Naoko spends the majority of the game alone, which only adds to the suspense, but makes the game low on story delivery – though dialogues are voiced and Naoko is keen to self-narrate her predicament as well. In some cases this is to help push the story forward, in other instances it’s a clever case of her pondering out loud about a puzzle you’re working on, trying to give you hints so you can keep moving in the right direction.
Playing out as a first person adventure, you can walk and run as you examine the environment. Naoko doesn’t have any combat skills, so your best line of defense is often to hide, and stealth is a good part of the story campaign here as a result. It’s fairly formulaic in how it plays out though – letting you crouch for cover as you avoid the gaze of entities that want to harm you and moving from hiding spot to hiding spot. In some cases, you’ll need to make charms in order to defend yourself while in a stealth sequence, which makes for some of the more tense moments in the game as you have to spot and manually trace characters in order to make them.

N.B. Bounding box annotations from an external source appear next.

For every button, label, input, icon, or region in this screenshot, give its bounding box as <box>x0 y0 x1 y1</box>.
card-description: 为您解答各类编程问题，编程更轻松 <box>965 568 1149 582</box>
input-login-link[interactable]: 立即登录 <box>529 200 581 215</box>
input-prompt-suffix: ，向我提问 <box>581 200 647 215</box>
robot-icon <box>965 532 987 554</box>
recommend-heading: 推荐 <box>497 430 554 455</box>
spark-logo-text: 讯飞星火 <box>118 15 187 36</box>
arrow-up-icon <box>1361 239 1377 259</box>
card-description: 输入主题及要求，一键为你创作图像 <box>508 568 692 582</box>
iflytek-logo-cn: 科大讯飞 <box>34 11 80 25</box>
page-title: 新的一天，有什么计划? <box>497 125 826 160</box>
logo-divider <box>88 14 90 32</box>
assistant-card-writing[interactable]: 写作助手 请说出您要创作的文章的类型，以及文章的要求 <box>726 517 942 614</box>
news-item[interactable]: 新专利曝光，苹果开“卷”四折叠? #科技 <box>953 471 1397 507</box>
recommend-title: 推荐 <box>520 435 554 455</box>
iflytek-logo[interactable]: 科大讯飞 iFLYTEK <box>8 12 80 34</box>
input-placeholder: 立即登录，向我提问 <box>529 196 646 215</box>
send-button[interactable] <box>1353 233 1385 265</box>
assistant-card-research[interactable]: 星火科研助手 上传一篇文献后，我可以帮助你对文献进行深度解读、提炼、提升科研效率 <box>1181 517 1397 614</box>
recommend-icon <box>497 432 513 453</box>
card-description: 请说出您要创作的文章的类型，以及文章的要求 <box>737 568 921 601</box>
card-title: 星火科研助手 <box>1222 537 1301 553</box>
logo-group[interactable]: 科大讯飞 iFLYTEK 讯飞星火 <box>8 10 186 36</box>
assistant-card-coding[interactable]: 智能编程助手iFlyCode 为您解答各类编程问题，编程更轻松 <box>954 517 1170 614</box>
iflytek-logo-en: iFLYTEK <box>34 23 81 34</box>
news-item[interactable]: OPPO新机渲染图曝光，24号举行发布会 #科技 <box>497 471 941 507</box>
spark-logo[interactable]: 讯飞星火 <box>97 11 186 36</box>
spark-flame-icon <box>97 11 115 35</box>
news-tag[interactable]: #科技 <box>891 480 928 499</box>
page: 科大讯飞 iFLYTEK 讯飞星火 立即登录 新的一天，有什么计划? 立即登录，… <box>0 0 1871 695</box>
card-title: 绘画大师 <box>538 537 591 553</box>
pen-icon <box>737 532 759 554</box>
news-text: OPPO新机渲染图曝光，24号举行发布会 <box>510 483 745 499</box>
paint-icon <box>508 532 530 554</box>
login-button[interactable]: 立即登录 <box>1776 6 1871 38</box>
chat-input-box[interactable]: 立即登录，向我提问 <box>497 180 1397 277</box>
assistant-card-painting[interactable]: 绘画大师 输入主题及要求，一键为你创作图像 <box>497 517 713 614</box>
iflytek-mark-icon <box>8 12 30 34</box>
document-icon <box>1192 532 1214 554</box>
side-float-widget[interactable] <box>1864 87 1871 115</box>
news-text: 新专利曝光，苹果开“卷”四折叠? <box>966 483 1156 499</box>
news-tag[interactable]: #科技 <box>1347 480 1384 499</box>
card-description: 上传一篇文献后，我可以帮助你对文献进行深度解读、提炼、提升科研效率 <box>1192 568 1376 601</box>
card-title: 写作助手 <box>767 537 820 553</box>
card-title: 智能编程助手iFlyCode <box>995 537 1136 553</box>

The other major gameplay elements here are puzzles, which are a lot more varied than the game’s stealth mechanics. Clues to how to solve them are often provided, and as mentioned Naoko has her own built-in hint system as well. And while some puzzles require on the correct timing of events, others will leave you scratching your head for a while. These puzzles also work in favor of the game’s pacing, padding out the experience a bit as the story campaign wraps up in just three to four hours.
It would be a stretch to call Ikai groundbreaking, but outside of the peak season for these games (October) it’s nice to see a solid new entry from a smaller team. For a game that’ll keep horror fans occupied for one or two nights, you could do a lot worse than Ikai – especially if you enjoy its Japanese brand of dread and fear.